Gehen Sie da aus interner Sicht mit, Frau Diezemann?
Diezemann: Genau so ist es. Die Kampagne wurde zu gelebter Realität, die das Zugehörigkeits- und das Zusammengehörigkeitsgefühl stärkte. Darüber hinaus kam aus dem Unternehmen heraus auch die Idee des Podcasts „Jede:r zählt.“, für den wir als Moderatorin Nina Gummich gewinnen konnten, die Schauspielerin aus der ARD-Serie „Charité“ – und immer wieder spannende Gesprächspartner aus unterschiedlichen Bereichen des Unternehmens.

Wie bewerten Sie die Employer-Branding-Kampagne aufgrund Ihrer Erfahrungen in diesem Bereich insgesamt, Herr Hanke?

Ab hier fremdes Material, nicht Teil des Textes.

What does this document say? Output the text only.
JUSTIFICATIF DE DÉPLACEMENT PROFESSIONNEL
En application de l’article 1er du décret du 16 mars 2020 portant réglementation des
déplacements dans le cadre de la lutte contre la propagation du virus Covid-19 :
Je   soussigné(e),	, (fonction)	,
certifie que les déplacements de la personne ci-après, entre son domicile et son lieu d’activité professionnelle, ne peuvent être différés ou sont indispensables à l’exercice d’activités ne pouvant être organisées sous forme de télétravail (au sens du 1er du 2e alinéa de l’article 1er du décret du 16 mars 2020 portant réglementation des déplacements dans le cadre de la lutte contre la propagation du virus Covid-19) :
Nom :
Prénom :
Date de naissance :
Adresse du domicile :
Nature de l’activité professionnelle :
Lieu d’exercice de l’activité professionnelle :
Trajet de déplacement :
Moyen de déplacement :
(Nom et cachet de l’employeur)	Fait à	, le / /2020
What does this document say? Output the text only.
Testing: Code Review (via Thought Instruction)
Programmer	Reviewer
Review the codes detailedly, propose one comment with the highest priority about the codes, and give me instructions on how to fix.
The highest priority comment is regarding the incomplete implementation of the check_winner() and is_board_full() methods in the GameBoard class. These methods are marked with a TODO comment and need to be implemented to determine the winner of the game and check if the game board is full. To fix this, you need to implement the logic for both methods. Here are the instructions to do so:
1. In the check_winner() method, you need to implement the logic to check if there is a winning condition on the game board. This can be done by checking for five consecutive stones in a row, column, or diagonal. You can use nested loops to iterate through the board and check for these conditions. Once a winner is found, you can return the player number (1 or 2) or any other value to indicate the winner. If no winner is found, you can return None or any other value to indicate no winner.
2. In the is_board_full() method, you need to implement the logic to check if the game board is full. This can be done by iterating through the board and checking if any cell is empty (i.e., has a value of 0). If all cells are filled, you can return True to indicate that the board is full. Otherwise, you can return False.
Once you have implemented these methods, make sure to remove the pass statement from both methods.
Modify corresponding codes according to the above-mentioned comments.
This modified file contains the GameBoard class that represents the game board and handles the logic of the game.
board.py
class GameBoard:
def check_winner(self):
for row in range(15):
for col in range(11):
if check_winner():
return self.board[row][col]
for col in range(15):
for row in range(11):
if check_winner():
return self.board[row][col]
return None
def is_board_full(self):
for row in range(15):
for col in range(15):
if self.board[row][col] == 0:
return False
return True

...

Hanke: Das Projekt ist für uns ein Best Practice, weil es aufgrund seiner Dimension und Vielfalt so komplex ist und deshalb an so vielen Stellen vom Gleis hätte kippen können. Dass es ein so großer Erfolg geworden ist, liegt an den Menschen. An jedem einzelnen. Vom Vorstand bis zum Pflegehelfenden.

Und wie sieht man das bei der Charité, Frau Diezemann?
Diezemann: Wir sind sehr stolz auf diese Kampagne und ihre Wirkung nach außen sowie nach innen. Nach der strategischen Neuausrichtung der Arbeitgebermarke haben wir unser Profil mit der Employer-Branding-Kampagne noch einmal schärfen und Menschen von uns begeistern können. Und diese Begeisterung, da kann ich Daniel und Marcus nur zustimmen, wird getragen von den Mitarbeitenden. Die Offenheit und auch das Selbstbewusstsein, sich in Kurzvideos als Plakat- und Instagram-Testimonial oder im 360°-Rundgang zu präsentieren, zeugt von einer großen Identifikation mit dem Unternehmen – und gibt uns die Möglichkeit mit beeindruckender Authentizität nach außen zu kommunizieren und neue Mitarbeitende zu binden.